Surely, given the state of democracy and justice in the country today, the challenge for the CHR is to review its core mandates and focus and see how it can best serve the interests of ordinary citizens decades after it was formed. The change in dispensation, after years of democracy, demands rethinking in institutions of democracy, like the CHR.
Deeper sense of dissatisfaction
There is no denying that the recent criticism of the CHR are rooted in a much deeper societal dissatisfaction over how the current political order underperformed in protecting and advancing the interests and welfare of its citizens.

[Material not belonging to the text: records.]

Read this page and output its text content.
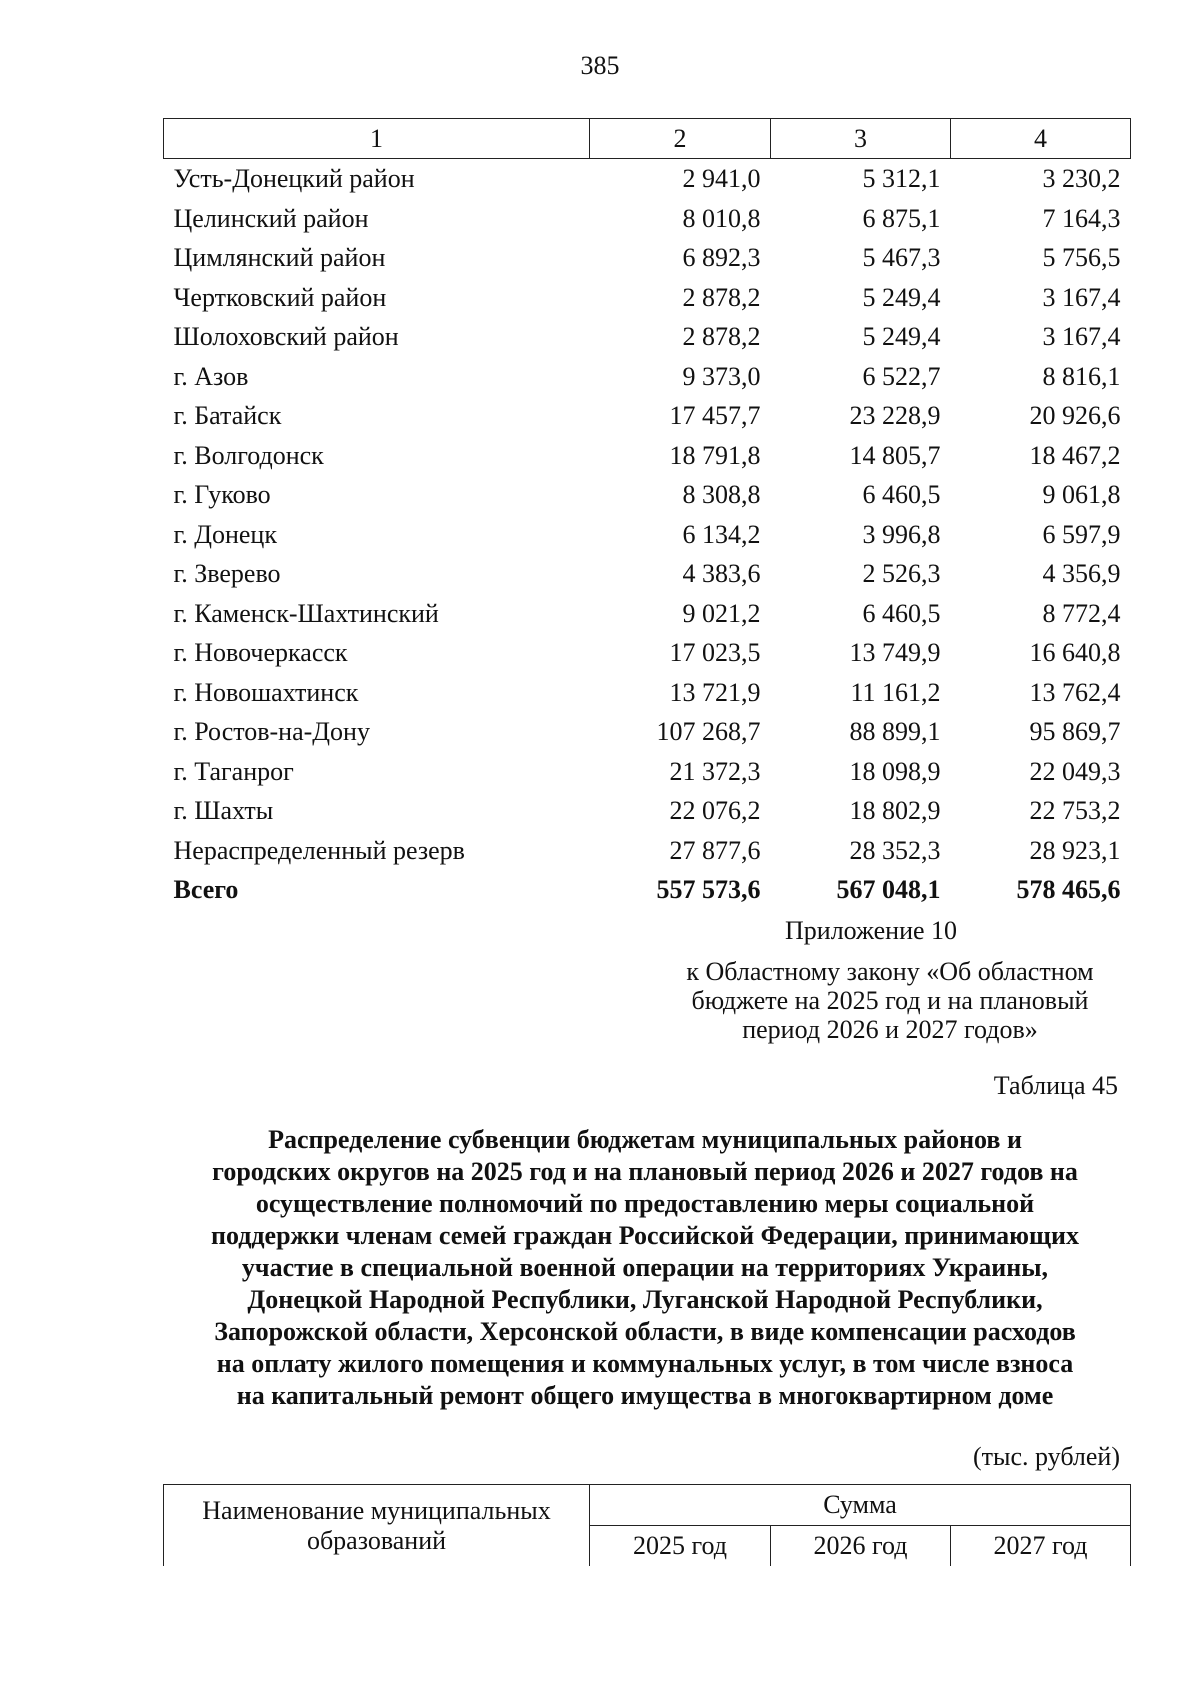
385
1	2	3	4
Усть-Донецкий район	2 941,0	5 312,1	3 230,2
Целинский район	8 010,8	6 875,1	7 164,3
Цимлянский район	6 892,3	5 467,3	5 756,5
Чертковский район	2 878,2	5 249,4	3 167,4
Шолоховский район	2 878,2	5 249,4	3 167,4
г. Азов	9 373,0	6 522,7	8 816,1
г. Батайск	17 457,7	23 228,9	20 926,6
г. Волгодонск	18 791,8	14 805,7	18 467,2
г. Гуково	8 308,8	6 460,5	9 061,8
г. Донецк	6 134,2	3 996,8	6 597,9
г. Зверево	4 383,6	2 526,3	4 356,9
г. Каменск-Шахтинский	9 021,2	6 460,5	8 772,4
г. Новочеркасск	17 023,5	13 749,9	16 640,8
г. Новошахтинск	13 721,9	11 161,2	13 762,4
г. Ростов-на-Дону	107 268,7	88 899,1	95 869,7
г. Таганрог	21 372,3	18 098,9	22 049,3
г. Шахты	22 076,2	18 802,9	22 753,2
Нераспределенный резерв	27 877,6	28 352,3	28 923,1
Всего	557 573,6	567 048,1	578 465,6
Приложение 10
к Областному закону «Об областном
бюджете на 2025 год и на плановый
период 2026 и 2027 годов»
Таблица 45
Распределение субвенции бюджетам муниципальных районов и
городских округов на 2025 год и на плановый период 2026 и 2027 годов на
осуществление полномочий по предоставлению меры социальной
поддержки членам семей граждан Российской Федерации, принимающих
участие в специальной военной операции на территориях Украины,
Донецкой Народной Республики, Луганской Народной Республики,
Запорожской области, Херсонской области, в виде компенсации расходов
на оплату жилого помещения и коммунальных услуг, в том числе взноса
на капитальный ремонт общего имущества в многоквартирном доме
(тыс. рублей)
Наименование муниципальных
образований	Сумма		
	2025 год	2026 год	2027 год
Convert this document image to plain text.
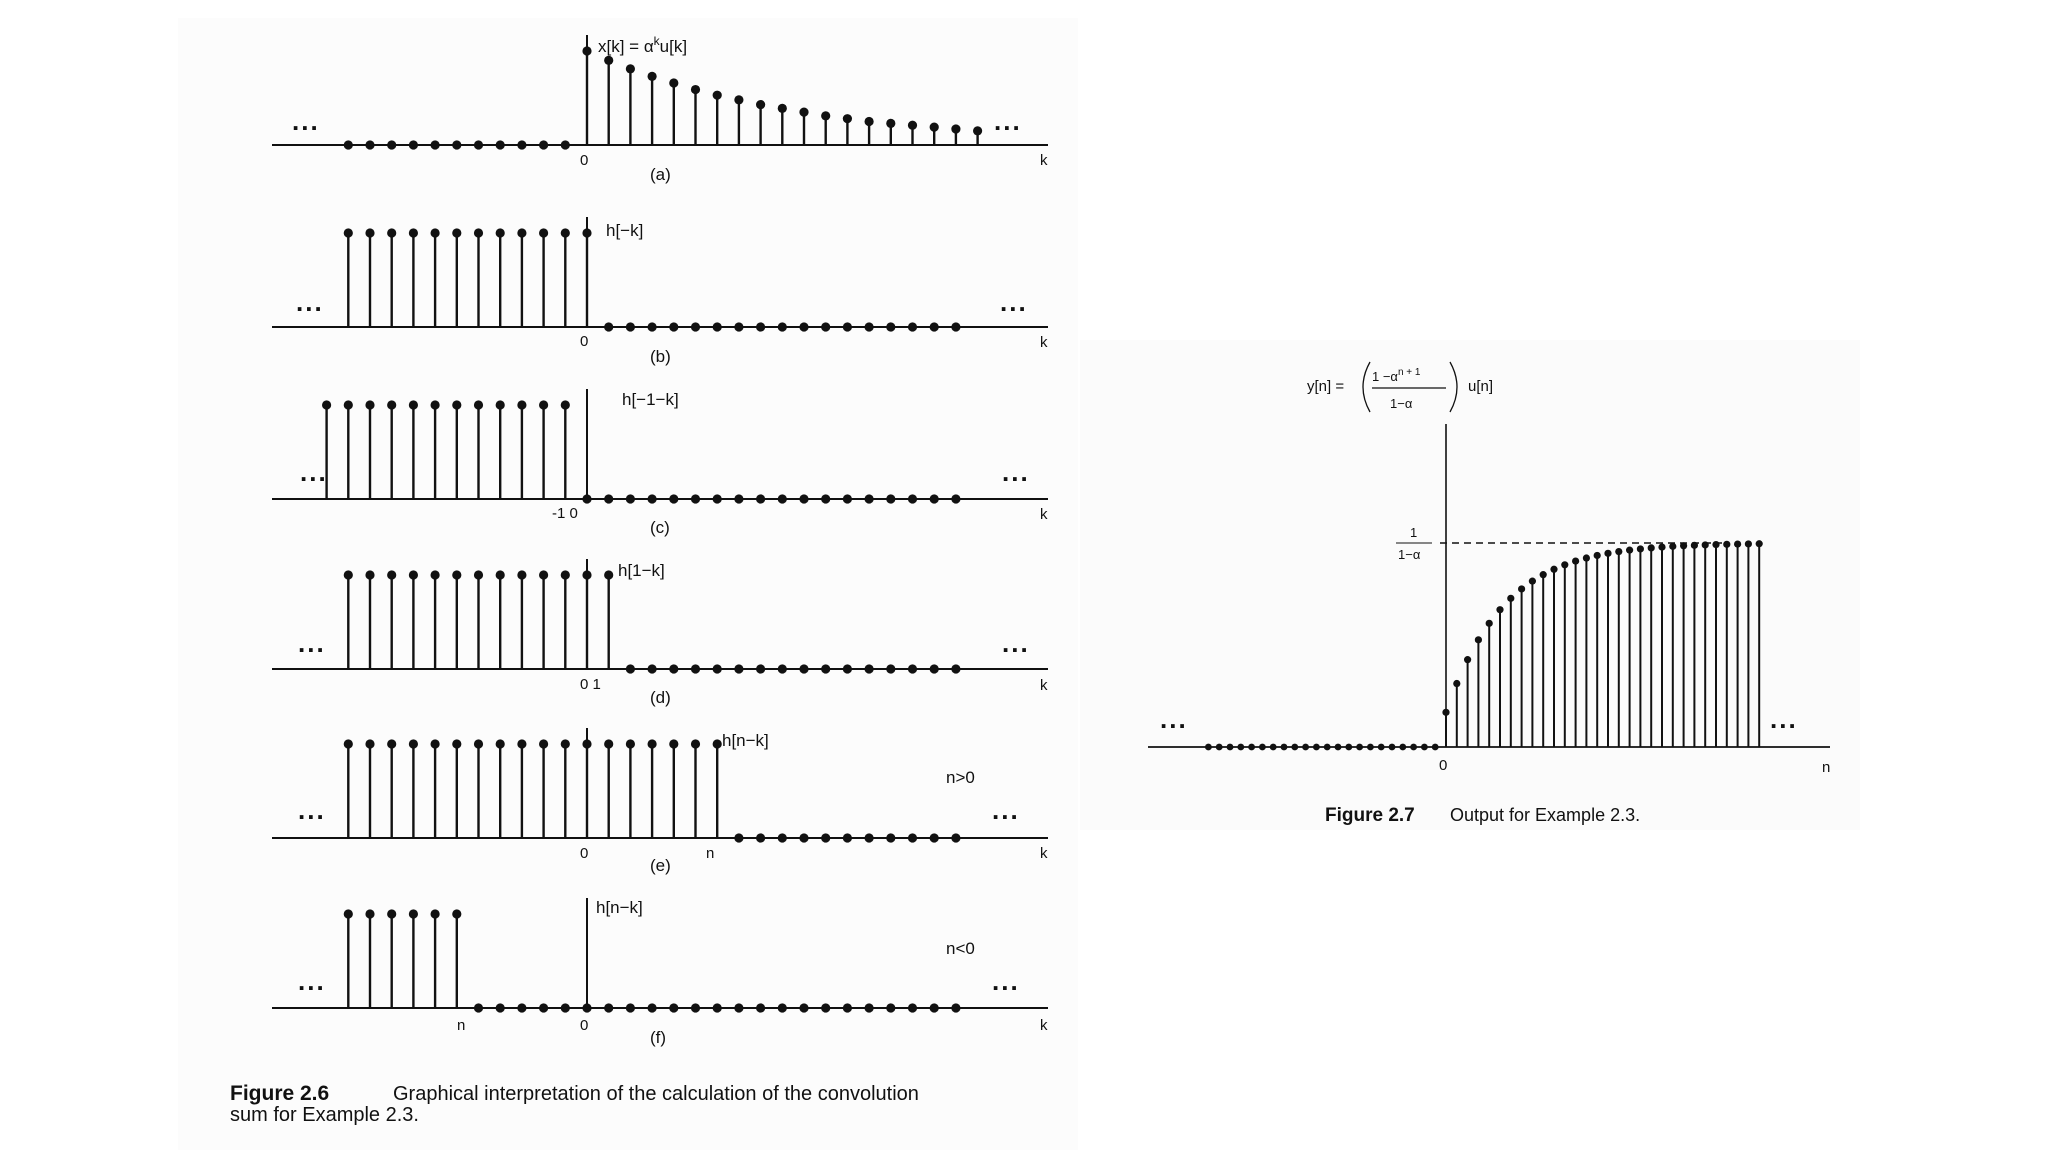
$x[k] = \alpha^ku[k]$
h[−k]
h[−1−k]
h[1−k]
h[n−k]
h[n−k]
(a)
(b)
(c)
(d)
(e)
(f)
0
0
-1 0
0 1
0	n
n	0
k
k
k
k
k
k
n>0
n<0
...	...
...	...
...	...
...	...
...	...
...	...
Figure 2.6	Graphical interpretation of the calculation of the convolution
sum for Example 2.3.
y[n] =
$1 -\alpha^{n + 1}$
1−α
u[n]
1
1−α
0	n
...	...
Figure 2.7 Output for Example 2.3.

There is a deeper reason why this is so; and we can only move forward in surfacing, understanding, and addressing the root causes of this growing dissatisfaction over the political system if we start recognizing the part we each play in it and how the current distribution of both economic and political power benefit and hence perpetuate such a situation.
Looking at it from the power perspective, is it the CHR which enjoys enormous powers in the government? Who exactly have been enjoying monopoly of economic and political power in the country who could have done more?
Who has control over vast power are the ones foremost accountable for the failing state of human rights compliance in the Philippines today and who should be held to account by citizens, especially by those failed by the political order. – Rappler.com
Joy Aceron is convenor-director of G-Watch (www.g-watch.org), an action research organization working on accountability and citizen empowerment in the Philippines. Concurrently, she is a research fellow at the Accountability Research Center (ARC) based at the School of International Service (SIS) of the American University in Washington, DC.